With the funding position of most UK DB pension schemes improving significantly over the last 18 months, many trustees have very quickly pivoted to exploring opportunities to pass on their liabilities to an insurer. According to research by XPS Pensions Group, 25% of schemes are now in a position to fully secure benefits with an insurer.
Employers should pay close attention to the accounting implications of these insurance transactions. Given accounting rules, the impact of an insurance transaction is often required by auditors to be recorded as a hit to profits, particularly for full insurance deals.
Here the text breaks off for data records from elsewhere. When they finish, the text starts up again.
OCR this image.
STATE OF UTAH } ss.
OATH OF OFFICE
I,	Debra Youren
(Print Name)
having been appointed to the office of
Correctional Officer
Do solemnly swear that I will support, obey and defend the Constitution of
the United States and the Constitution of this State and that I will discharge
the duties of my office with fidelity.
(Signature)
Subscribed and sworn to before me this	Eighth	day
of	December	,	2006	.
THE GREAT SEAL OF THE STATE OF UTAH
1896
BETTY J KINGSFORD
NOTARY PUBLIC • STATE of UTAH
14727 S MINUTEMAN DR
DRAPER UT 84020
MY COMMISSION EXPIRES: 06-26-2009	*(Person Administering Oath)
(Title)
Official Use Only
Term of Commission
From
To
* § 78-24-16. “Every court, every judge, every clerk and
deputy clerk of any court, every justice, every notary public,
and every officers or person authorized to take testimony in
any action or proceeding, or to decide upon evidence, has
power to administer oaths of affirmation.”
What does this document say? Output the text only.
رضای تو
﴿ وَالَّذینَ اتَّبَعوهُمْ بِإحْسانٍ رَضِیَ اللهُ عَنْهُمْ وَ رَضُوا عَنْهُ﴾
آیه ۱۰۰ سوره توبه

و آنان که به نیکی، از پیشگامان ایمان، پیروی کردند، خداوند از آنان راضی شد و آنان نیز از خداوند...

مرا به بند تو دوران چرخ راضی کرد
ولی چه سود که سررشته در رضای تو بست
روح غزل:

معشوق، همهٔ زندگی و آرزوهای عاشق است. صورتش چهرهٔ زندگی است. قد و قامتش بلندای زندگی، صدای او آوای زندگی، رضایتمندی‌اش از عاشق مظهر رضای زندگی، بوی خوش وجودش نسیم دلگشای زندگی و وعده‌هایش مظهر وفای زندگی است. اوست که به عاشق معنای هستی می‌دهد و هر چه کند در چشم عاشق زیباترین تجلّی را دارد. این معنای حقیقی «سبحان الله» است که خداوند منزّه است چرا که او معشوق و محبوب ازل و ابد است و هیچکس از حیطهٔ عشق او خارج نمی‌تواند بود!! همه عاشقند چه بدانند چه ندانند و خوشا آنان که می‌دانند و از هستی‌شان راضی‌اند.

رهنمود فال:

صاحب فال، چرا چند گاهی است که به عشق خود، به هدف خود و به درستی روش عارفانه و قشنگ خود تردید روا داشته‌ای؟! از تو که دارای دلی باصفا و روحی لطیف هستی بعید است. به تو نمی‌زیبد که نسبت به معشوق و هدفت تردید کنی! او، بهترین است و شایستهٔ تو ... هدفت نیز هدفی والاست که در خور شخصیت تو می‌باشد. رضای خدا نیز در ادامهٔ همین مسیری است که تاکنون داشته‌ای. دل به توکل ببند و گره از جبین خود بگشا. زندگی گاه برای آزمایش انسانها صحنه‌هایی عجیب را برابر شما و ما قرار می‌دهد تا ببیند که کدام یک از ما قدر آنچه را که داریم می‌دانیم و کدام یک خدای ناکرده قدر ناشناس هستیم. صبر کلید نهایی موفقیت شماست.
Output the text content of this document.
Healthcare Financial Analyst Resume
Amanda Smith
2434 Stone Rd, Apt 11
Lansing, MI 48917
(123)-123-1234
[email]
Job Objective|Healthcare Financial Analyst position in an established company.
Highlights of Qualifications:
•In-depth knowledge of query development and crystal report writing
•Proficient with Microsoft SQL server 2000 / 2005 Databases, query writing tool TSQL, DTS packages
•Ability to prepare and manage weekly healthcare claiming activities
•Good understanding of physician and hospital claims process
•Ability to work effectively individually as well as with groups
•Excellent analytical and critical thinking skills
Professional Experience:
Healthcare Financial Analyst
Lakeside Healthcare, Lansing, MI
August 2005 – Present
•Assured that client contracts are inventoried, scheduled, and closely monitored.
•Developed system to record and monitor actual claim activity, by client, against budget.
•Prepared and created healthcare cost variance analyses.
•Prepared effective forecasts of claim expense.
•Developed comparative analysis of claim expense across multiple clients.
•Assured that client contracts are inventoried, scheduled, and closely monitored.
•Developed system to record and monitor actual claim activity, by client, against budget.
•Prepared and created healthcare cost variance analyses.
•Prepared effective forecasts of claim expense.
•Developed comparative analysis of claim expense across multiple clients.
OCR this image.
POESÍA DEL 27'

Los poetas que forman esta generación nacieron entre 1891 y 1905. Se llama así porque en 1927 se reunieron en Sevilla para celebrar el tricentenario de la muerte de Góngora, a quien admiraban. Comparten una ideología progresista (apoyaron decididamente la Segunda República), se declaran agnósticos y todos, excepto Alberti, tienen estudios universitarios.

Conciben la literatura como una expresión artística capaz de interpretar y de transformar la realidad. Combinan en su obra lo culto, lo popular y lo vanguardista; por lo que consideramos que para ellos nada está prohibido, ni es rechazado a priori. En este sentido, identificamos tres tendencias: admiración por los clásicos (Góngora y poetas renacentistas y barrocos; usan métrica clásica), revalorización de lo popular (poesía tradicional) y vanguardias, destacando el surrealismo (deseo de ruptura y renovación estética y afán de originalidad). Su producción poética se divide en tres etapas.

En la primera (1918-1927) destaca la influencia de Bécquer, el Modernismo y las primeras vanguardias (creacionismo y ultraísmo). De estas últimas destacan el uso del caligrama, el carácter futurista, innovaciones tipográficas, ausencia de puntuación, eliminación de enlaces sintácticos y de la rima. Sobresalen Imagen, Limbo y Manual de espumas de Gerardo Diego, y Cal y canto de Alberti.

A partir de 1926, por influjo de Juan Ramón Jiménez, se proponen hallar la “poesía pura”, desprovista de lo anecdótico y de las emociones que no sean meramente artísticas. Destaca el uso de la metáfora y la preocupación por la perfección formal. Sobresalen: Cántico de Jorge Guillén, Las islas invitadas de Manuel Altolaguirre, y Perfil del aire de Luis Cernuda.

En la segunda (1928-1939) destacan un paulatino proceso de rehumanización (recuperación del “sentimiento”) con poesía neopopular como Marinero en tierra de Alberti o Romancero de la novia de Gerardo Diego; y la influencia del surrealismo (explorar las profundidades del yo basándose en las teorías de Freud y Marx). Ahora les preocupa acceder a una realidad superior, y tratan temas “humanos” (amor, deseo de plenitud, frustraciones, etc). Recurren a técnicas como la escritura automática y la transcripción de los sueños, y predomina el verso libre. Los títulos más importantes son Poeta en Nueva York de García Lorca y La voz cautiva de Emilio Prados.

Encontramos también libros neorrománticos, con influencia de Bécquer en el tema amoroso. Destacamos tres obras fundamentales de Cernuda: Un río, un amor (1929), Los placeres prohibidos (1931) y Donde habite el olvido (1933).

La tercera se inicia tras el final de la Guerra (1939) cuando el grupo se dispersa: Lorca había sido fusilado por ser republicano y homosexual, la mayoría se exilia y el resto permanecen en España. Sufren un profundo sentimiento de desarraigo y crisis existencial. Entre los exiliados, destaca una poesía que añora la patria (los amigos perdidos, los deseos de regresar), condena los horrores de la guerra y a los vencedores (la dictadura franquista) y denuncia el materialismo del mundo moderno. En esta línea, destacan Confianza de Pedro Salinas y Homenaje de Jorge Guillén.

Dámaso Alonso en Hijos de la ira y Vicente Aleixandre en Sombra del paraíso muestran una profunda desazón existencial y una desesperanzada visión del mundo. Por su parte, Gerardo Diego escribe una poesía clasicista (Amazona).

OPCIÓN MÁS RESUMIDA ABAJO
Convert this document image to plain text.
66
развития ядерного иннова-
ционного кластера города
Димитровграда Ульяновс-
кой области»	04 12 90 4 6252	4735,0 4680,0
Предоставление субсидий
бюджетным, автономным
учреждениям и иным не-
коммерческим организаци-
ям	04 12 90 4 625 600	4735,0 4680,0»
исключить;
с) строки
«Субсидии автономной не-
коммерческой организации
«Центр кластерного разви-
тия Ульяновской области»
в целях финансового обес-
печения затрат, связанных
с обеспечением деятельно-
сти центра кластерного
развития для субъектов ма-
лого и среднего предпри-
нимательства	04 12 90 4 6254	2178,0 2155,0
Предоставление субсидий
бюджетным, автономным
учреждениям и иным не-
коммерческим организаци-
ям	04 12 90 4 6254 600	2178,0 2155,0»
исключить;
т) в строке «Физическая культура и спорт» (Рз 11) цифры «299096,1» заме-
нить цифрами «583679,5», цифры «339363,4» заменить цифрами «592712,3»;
For the 25% of schemes in a position to insure benefits, this could lead to a £70bn charge to corporate profits based on current market conditions.
Simon Reddish, Head of Corporate Accounting at XPS Pensions Group said: “Whilst pension insurance transactions mean that members’ benefits can be secured and the sponsor can remove risk and obligations from its balance sheet, it’s important to look at options for structuring transactions and understand the accounting implications. The default for a whole scheme insurance transaction is typically a P&L charge but this can be managed or removed by considering the structure of the transaction. It is not the trustees’ role to consider accounting impacts so we are working closely with employers to help them contribute to the shape of any transaction.”
Along with managing the accounting risk, some employers are testing the right long-term strategy for their schemes. This includes looking at ways to run on their schemes, with or without using insurance. Recent research conducted by XPS found certain changes in pensions law governing the use of DB pension surpluses could unlock £100 billion of value from larger pension schemes over the next ten years, without creating unacceptable risks to benefit security. This could be used to improve outcomes for DB members, close the generational gap in DC retirement savings or invest in employers’ UK businesses.